Apple : PROPN --> Apple | Dep: nsubj | Shape: Xxxxx | Alpha: True | Stopword: False
is : AUX --> be | Dep: aux | Shape: xx | Alpha: True | Stopword: True
looking : VERB --> look | Dep: ROOT | Shape: xxxx | Alpha: True | Stopword: False
at : ADP --> at | Dep: prep | Shape: xx | Alpha: True | Stopword: True
buying : VERB --> buy | Dep: pcomp | Shape: xxxx | Alpha: True | Stopword: False
U.K. : PROPN --> U.K. | Dep: nsubj | Shape: X.X. | Alpha: False | Stopword: False
startup : VERB --> startup | Dep: ccomp | Shape: xxxx | Alpha: True | Stopword: False
for : ADP --> for | Dep: prep | Shape: xxx | Alpha: True | Stopword: True
$ : SYM --> $ | Dep: quantmod | Shape: $ | Alpha: False | Stopword: False
1 : NUM --> 1 | Dep: compound | Shape: d | Alpha: False | Stopword: False
billion : NUM --> billion | Dep: pobj | Shape: xxxx | Alpha: True | Stopword: False


> Note — **spaCy does not do *everything* NLTK does**, but it covers almost all the **practical / production-level NLP tasks**. Let me break this down clearly for your notebook:

# NLTK vs spaCy – Coverage

## Things you can do with both NLTK & spaCy

* **Tokenization** (word, sentence, paragraph)
* **Part of Speech (POS) tagging**
* **Lemmatization**
* **Dependency Parsing**
* **Named Entity Recognition (NER)**
* **Stopword Removal**
* **Word Similarity (using embeddings)**
* **Text Classification (with training)**

## Things spaCy does better than NLTK

* **Speed** → much faster for large text.
* **Pre-trained models** → spaCy has `en_core_web_sm`, `md`, `lg`.
* **NER & Dependency Parsing** → built-in and more accurate.
* **Integration with deep learning** → easily works with PyTorch, TensorFlow.
* **Pipeline structure** → everything runs in a single `nlp()` call.

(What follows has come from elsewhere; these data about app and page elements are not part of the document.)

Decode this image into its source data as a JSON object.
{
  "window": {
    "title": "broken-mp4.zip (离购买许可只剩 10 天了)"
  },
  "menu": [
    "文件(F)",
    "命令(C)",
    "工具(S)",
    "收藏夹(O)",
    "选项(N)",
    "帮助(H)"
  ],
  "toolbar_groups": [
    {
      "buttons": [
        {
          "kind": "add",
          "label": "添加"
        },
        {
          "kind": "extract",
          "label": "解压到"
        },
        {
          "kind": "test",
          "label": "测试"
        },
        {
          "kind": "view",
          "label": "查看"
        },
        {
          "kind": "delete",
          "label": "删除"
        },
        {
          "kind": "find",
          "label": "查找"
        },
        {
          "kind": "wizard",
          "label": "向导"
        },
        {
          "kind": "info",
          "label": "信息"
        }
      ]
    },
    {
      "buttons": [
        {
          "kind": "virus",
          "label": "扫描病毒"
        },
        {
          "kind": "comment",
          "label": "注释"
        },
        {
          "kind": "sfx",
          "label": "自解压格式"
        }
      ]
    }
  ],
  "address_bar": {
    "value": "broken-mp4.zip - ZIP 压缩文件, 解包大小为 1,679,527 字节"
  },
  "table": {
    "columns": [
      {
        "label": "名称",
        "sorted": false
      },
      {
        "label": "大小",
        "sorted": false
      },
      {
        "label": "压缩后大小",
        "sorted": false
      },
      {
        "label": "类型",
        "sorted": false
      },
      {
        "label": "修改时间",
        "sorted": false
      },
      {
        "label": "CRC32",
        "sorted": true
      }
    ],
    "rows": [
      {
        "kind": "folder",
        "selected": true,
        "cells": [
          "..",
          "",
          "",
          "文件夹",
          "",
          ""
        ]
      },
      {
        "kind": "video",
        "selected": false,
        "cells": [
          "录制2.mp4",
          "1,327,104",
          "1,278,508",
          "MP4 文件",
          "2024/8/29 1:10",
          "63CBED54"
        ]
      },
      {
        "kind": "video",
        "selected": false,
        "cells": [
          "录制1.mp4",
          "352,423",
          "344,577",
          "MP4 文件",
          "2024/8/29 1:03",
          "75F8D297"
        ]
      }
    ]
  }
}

## Things NLTK does that spaCy does not (or less focused)

* **Corpora access** (movie reviews, Brown corpus, WordNet, etc.).
* **Linguistic resources** (CFG parsing, grammar trees, etc.).
* **Educational focus** (helps students learn concepts).
* **Rule-based text processing** (regex tokenizer, stemmers).
* **Language coverage** → NLTK supports more small academic datasets.


## Key Points:
    
* **If you want research, corpora, and learning basics → use NLTK.**
* **If you want production-ready pipelines, speed, and accuracy → use spaCy.**
* In real projects → many people **learn with NLTK, but deploy with spaCy**.


## Quick Example: Same task in NLTK vs spaCy

### Tokenization with NLTK

In [7]:
from nltk.tokenize import word_tokenize
text = "Apple is looking at buying U.K. startup for $1 billion"
print(word_tokenize(text))

['Apple', 'is', 'looking', 'at', 'buying', 'U.K.', 'startup', 'for', '$', '1', 'billion']


### Tokenization with spaCy

In [8]:
import spacy
nlp = spacy.load("en_core_web_sm")
doc = nlp("Apple is looking at buying U.K. startup for $1 billion")
print([token.text for token in doc])

['Apple', 'is', 'looking', 'at', 'buying', 'U.K.', 'startup', 'for', '$', '1', 'billion']


## **Advantages of spaCy**

- Fast & efficient for large-scale NLP tasks.

- Provides state-of-the-art models for POS tagging, NER, dependency parsing.

- Easy to integrate with deep learning frameworks (TensorFlow, PyTorch).

- Production-ready with optimized pipelines.

## **Disadvantages of spaCy**

- Less suitable for linguistic research (NLTK has more linguistic corpora).

- Requires downloading large models for advanced features.

- Fewer built-in datasets compared to NLTK.

# Conclusion

- spaCy is a modern alternative to NLTK, better suited for real-world applications.

- It makes text processing pipelines faster and simpler.

- Great for tasks like Tokenization, POS tagging, Lemmatization, Named Entity Recognition (NER), and Dependency Parsing.